Out of the 35 ears subjected to present the study, the overall successful closure was found in 54.26 cases, of which 52.63% belonged to the cauterization group and 47.37% belonged to the freshening and Gelfilm patching group; 16 cases that did not heal were equally distributed in both groups. Complications that occurred in the study were vertigo (3 patients of cauterization group), otomycosis (2 patients of freshening group) and widening of perforation (1 patient each in both groups).

Out of 18 cases who underwent chemical cauterization, average number of sittings were 1.9 sittings, maximum being 3. Patients who developed vertigo or otomycosis were not subjected to cauterization for the second time. Ears that failed to heal after three sittings of cauterization were considered as failure.

DISCUSSION

The use of cauterising agents to promote healing of tympanic membrane perforations was introduced by Roosa in 1876, who used the application of silver nitrate to the rim of a perforation; the use of trichloroacetic acid was first advocated in 1895 by Okuneff. [2] It was not until Joynt combined the cautery and paper patch techniques that closure results improved forming the basis of the modern-day use of the paper patch technique as popularized by Derlacki. [3] An adequate trial of closure by acid cautery on several occasions with or without marginal eversion has become an option for small and medium-sized central perforations before resorting to myringoplasty.

In a study conducted by Uppal et al., in 1997 trichloroacetic acid cauterization showed 78% success rate in closing perforations of tympanic membrane with an average of 2.8 applications. [4] In 2007, Goldman conducted a study on chemical closure of tympanic membrane and 64% success rate was observed. [5] In a recent study on comparison of chemical cautery versus fat myringoplasty by Debnath in November 2013, closure results were found to be comparable with an average success rate of 68%. [6]
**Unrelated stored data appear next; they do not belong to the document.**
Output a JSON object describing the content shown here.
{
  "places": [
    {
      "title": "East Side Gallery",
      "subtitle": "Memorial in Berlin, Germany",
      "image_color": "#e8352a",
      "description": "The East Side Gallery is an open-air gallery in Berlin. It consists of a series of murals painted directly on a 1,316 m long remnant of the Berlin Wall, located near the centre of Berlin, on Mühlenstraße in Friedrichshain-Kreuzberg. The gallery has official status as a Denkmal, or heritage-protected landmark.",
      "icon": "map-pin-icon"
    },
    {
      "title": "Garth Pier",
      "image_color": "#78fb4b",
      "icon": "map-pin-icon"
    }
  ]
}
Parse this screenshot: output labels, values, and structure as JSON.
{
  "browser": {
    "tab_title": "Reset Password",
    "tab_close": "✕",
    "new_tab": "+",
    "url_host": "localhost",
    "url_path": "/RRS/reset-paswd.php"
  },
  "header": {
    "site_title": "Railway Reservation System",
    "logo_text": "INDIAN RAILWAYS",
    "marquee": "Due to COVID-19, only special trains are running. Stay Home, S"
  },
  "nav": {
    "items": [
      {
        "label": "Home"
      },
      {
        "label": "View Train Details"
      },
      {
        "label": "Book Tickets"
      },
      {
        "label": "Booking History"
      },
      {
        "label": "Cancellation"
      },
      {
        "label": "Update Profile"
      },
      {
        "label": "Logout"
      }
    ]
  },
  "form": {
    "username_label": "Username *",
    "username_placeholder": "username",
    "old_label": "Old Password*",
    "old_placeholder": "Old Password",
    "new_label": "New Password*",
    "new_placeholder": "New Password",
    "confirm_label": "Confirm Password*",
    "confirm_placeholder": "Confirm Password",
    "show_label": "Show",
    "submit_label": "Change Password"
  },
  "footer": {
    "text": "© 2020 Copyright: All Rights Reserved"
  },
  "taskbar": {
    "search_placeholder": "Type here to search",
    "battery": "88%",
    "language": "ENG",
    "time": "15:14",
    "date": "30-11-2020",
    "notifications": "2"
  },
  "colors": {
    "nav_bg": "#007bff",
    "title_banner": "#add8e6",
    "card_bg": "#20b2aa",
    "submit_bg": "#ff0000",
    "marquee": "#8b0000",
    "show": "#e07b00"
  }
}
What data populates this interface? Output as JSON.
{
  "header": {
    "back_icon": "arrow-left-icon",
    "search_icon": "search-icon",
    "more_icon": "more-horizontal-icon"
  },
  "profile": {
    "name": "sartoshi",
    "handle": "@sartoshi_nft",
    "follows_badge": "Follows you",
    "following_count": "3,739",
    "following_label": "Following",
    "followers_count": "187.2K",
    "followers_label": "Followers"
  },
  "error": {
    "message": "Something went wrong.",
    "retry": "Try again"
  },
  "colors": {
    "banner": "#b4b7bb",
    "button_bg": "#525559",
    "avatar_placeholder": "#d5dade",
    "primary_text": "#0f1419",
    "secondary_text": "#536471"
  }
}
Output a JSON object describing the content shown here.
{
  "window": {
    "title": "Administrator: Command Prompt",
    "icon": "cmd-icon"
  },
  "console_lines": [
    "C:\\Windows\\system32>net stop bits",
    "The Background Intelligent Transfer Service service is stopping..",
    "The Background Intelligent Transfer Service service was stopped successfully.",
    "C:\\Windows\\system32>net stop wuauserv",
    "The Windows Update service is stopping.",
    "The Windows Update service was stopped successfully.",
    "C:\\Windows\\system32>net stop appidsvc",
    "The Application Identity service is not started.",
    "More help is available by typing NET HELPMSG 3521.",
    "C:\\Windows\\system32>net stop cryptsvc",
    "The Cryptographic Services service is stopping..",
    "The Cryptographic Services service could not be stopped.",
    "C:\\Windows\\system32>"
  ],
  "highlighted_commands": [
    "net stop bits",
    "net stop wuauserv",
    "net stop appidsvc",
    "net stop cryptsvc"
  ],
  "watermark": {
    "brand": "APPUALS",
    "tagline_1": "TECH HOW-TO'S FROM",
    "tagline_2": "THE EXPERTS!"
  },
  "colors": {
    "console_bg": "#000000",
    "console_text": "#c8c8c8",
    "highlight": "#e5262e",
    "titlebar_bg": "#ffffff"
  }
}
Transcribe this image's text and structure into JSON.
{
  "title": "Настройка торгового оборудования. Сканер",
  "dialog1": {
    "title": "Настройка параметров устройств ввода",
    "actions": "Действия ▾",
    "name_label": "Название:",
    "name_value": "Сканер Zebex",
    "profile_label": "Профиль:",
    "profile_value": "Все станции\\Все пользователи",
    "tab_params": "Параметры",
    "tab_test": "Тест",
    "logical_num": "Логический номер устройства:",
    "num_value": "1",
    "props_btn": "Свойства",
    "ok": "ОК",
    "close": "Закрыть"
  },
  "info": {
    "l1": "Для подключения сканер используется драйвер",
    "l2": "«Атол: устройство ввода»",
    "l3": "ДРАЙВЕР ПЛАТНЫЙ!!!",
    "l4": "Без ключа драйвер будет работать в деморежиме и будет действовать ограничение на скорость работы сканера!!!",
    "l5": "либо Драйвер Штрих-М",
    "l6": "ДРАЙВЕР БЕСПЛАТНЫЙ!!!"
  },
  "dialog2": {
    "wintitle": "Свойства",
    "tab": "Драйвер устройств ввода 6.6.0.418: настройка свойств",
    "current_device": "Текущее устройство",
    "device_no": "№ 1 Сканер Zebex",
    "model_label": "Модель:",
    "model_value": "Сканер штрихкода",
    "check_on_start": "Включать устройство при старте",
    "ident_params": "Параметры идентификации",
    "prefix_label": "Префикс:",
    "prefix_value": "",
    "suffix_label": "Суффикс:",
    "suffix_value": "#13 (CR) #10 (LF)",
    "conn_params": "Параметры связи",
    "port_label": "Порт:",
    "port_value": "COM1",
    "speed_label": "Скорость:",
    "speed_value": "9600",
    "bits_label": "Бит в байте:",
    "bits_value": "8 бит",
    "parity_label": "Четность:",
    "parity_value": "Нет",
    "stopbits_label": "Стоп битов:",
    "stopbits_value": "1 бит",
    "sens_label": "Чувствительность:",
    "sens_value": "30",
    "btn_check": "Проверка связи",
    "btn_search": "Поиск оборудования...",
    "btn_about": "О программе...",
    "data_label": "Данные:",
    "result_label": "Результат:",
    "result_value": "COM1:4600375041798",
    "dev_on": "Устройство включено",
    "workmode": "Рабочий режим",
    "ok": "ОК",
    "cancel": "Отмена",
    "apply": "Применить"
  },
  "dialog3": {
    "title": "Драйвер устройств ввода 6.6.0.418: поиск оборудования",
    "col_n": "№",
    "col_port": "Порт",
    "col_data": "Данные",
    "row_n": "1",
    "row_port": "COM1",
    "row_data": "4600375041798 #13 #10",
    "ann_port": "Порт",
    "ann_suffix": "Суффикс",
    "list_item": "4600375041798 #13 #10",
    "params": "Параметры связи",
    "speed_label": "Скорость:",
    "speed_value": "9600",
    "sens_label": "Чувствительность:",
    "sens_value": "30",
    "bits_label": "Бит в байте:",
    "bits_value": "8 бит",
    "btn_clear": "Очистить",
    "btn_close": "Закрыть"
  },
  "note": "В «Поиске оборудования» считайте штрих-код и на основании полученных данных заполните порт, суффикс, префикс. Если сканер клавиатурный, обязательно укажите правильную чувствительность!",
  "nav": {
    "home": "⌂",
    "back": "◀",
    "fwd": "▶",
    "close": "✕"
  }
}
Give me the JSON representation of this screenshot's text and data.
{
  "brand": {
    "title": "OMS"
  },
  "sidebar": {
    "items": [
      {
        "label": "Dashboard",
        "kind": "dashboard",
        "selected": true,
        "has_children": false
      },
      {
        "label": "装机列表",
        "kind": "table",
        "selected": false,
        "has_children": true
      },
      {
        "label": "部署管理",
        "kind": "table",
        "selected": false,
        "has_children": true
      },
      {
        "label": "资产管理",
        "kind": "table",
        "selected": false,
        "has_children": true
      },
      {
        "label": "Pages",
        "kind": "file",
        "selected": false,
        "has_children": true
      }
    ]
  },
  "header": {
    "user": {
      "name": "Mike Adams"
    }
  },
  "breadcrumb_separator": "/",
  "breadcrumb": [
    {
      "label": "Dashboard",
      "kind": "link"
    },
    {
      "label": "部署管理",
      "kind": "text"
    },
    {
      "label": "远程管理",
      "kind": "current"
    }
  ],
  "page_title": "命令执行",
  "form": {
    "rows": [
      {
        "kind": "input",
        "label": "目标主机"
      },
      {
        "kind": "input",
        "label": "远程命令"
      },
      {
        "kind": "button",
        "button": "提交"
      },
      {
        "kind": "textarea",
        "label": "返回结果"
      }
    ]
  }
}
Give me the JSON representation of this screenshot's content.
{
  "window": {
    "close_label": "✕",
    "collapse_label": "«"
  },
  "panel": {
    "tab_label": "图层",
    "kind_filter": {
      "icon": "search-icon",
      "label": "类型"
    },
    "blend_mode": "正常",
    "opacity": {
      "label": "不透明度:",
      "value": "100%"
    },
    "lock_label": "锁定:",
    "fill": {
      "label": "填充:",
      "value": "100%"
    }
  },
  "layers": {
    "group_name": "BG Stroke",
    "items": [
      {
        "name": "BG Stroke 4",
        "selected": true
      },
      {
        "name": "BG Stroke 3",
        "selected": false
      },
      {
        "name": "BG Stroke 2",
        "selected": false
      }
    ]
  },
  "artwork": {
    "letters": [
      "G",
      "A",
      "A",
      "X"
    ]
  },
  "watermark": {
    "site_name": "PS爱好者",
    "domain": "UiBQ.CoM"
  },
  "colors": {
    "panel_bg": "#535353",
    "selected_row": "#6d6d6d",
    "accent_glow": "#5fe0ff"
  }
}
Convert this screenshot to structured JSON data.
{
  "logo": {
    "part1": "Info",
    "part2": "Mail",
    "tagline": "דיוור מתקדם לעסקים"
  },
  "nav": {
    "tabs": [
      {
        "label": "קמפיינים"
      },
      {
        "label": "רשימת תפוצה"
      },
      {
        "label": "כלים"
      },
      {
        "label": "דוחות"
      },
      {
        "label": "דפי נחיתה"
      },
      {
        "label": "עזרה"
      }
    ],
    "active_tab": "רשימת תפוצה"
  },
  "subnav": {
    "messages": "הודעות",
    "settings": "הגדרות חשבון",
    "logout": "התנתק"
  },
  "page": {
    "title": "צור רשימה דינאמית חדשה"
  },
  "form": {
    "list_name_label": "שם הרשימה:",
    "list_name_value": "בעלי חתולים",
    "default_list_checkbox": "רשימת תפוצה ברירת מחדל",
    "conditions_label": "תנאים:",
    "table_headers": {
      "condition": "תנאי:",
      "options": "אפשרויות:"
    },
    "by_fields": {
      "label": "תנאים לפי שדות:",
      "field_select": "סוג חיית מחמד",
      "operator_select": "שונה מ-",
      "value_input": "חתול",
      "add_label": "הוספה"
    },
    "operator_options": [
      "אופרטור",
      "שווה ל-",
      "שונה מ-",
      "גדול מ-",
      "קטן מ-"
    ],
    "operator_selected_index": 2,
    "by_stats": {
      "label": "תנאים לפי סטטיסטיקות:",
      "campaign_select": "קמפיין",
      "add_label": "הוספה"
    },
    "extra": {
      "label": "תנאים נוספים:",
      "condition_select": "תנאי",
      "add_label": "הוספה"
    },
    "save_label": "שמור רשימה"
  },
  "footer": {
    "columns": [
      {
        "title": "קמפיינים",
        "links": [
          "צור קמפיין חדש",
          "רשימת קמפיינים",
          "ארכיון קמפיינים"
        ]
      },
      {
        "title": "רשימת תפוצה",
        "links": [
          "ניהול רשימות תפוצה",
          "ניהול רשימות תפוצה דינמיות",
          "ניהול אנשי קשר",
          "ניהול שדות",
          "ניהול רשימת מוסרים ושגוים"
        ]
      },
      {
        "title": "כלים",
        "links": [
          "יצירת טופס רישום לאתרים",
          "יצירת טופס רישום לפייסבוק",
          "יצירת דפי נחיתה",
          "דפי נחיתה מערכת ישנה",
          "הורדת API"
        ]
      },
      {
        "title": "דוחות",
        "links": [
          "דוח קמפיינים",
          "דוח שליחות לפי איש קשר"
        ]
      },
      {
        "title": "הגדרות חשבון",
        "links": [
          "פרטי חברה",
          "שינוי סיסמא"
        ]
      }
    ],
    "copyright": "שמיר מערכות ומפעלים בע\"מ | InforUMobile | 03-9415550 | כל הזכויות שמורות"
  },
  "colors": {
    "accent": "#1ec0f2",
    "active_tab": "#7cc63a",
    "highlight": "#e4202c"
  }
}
Evolution of Patching Technique for Tympanic Membrane Closure

In paper patch myringoplasty a paper disk, moistened on one side with a solution of 1% phenol in glycerine to make it adherent, is introduced with a small alligator-type forceps and teased into place with a tiny blunt ear hook or ring. [7] After a week to 10 days, the patch migrates along with the exfoliated skin toward the external auditory meatus. For fresh traumatic perforations, the edges of the perforation are everted and a properly trimmed piece of Gelfilm[R] or cigarette paper is placed on the tympanic membrane.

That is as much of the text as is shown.